I kind of have a stalker...

shootout

Well-known member
Or at least someone that's obsessed with me.

Alright I need advice about something.

There's this really creepy guy that I have a couple of classes with. He sits in class and stares at me all the time. And if he sees me walking down the hallway he'll come up next to me and ask me if I'm going back to my room and shit like that. It's really freaking me out. He sits in the front row in all of the classes, and I sit like in the middle. He will actually turn his body around to stare at me. I want to tell him he's being a freak and to stop it, but I think there might be something wrong with him. He seems like he has trouble forming sentences, and he walks kind of weird, so I think he might have a disability. But at the same time, he's actually smart, so I know he has a decent thought process, so he knows what he's doing. I want to get my point across to him, but I don't want to come off as a bitch and be mean, in case there is something wrong with him.

Help?
 

Kayteuk

Well-known member
It could be possible he suffers from Asperger's syndrome.

I would not approach him directly, but have a word with your school councilor and tell the councilor to let him know in a nice way your not interested, but your happy to be a friend.

I work a lot with Asperger's syndrome children (My sister suffers with Severe autism, and her school is for mixed ability autism, Asperger's syndrome is the higher functioning end of autism), so if it turns out that it is what he suffers with, let me know and i can give you some tips with how to approach him and be friendly.
 

MACLovin

Well-known member
Aah, that's creepy!! I really wouldn't know what to say until I was a little more certain about his mental health..

If he keeps following you, perhaps ask him why he's doing it in a nice way? Or say you have a boyfriend that might not appreciate him approaching you and glaring at you all the time, haha.. I dunno..
 

shootout

Well-known member
Quote:
Originally Posted by Kayteuk
It could be possible he suffers from Asperger's syndrome.

I would not approach him directly, but have a word with your school councilor and tell the councilor to let him know in a nice way your not interested, but your happy to be a friend.

I work a lot with Asperger's syndrome children (My sister suffers with Severe autism, and her school is for mixed ability autism, Asperger's syndrome is the higher functioning end of autism), so if it turns out that it is what he suffers with, let me know and i can give you some tips with how to approach him and be friendly.



Thanks for your help, I'll definitely look into that and see if it fits him.

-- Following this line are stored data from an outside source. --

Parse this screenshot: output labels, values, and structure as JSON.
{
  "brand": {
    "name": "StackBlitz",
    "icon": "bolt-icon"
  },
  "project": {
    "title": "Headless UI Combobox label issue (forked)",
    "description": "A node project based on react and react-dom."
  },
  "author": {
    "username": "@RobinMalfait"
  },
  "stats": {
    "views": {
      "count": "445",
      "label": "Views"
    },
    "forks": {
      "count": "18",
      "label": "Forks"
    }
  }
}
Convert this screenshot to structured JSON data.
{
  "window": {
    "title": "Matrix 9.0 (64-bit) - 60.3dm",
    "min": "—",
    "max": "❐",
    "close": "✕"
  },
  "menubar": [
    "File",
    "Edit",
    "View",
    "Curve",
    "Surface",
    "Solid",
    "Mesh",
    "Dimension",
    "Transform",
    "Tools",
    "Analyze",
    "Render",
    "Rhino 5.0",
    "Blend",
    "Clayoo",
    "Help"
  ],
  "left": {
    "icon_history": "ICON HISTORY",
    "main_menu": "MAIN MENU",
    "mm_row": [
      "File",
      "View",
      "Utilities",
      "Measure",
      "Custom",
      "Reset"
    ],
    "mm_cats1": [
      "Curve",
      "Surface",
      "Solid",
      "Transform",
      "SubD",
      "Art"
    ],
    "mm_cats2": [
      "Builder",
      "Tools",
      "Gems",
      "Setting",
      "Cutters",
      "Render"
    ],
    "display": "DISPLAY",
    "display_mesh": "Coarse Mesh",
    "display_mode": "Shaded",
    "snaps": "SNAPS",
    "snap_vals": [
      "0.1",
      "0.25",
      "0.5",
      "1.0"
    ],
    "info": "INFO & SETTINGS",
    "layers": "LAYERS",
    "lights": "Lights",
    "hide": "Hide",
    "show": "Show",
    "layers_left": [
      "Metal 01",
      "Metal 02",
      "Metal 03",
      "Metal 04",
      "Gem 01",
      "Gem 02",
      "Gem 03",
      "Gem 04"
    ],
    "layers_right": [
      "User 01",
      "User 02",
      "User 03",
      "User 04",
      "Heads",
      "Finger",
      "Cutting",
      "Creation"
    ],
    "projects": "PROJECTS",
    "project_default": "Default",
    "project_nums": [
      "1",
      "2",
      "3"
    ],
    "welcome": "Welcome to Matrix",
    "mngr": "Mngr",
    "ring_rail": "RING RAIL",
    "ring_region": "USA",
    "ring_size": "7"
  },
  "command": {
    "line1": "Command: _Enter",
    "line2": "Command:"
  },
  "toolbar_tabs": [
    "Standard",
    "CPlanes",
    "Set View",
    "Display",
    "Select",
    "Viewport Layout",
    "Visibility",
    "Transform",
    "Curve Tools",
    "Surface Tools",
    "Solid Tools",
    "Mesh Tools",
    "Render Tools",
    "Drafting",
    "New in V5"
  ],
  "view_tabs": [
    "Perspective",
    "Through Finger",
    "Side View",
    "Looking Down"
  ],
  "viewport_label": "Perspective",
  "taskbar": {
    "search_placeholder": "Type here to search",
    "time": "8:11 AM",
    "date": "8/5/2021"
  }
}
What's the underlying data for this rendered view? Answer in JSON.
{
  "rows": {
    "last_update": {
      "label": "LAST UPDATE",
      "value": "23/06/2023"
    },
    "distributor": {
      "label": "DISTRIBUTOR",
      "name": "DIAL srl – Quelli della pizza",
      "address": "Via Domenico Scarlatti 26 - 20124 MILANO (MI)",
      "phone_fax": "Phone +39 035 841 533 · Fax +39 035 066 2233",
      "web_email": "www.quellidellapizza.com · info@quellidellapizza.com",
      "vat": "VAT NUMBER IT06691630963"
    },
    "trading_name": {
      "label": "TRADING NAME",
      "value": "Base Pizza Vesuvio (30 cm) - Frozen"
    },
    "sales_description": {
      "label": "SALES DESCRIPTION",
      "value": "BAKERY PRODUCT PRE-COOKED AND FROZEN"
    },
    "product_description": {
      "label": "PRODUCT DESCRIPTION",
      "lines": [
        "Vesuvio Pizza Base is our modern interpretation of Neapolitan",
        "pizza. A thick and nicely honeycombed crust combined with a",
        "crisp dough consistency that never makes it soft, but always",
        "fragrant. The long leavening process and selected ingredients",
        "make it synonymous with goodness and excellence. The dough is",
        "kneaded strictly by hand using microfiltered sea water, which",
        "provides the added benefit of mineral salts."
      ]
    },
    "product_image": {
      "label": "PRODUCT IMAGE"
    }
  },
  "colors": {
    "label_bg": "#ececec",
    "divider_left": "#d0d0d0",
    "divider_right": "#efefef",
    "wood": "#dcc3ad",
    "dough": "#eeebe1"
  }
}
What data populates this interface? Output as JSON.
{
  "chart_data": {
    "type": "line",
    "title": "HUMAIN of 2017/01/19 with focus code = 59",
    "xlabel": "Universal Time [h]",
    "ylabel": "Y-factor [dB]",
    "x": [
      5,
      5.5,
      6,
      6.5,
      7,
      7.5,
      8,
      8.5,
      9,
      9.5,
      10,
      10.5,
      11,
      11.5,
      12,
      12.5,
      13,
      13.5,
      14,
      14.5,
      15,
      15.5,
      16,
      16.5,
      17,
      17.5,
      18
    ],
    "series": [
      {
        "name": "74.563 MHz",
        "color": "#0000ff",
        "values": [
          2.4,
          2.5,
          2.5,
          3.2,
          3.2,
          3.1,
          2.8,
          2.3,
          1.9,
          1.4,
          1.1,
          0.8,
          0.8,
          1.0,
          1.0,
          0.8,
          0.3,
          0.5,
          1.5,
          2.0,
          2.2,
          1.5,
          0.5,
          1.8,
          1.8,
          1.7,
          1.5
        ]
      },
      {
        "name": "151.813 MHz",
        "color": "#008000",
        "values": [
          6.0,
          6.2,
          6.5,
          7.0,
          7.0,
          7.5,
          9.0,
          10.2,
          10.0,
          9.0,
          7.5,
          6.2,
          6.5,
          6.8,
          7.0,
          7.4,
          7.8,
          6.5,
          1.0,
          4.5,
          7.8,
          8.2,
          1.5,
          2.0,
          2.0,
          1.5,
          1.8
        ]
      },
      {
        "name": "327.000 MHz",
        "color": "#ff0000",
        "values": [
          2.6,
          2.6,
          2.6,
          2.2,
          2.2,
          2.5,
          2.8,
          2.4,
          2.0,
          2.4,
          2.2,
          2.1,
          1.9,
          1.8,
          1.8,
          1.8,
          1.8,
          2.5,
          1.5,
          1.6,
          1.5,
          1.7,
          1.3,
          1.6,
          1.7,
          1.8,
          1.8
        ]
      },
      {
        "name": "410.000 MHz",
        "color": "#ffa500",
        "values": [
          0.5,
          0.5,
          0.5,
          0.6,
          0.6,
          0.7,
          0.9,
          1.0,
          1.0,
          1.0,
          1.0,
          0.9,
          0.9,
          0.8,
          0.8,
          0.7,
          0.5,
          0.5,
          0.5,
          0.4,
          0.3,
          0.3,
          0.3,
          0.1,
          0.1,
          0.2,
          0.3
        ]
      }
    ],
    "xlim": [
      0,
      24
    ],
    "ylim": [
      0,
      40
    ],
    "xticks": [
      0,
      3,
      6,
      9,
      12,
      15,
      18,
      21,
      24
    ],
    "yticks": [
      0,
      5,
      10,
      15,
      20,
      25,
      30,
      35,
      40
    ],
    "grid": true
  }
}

The only problem is, I go to a college with about 16,000 people. To see any of the councilors, you have to make an appointment like 3 weeks in advance. They will only do walk-ins if it's a complete emergency (ex. suicide, family crisis, etc.)
 

MzzRach

Well-known member
Quote:
Originally Posted by Kayteuk
It could be possible he suffers from Asperger's syndrome.

I would not approach him directly, but have a word with your school councilor and tell the councilor to let him know in a nice way your not interested, but your happy to be a friend.

I work a lot with Asperger's syndrome children (My sister suffers with Severe autism, and her school is for mixed ability autism, Asperger's syndrome is the higher functioning end of autism), so if it turns out that it is what he suffers with, let me know and i can give you some tips with how to approach him and be friendly.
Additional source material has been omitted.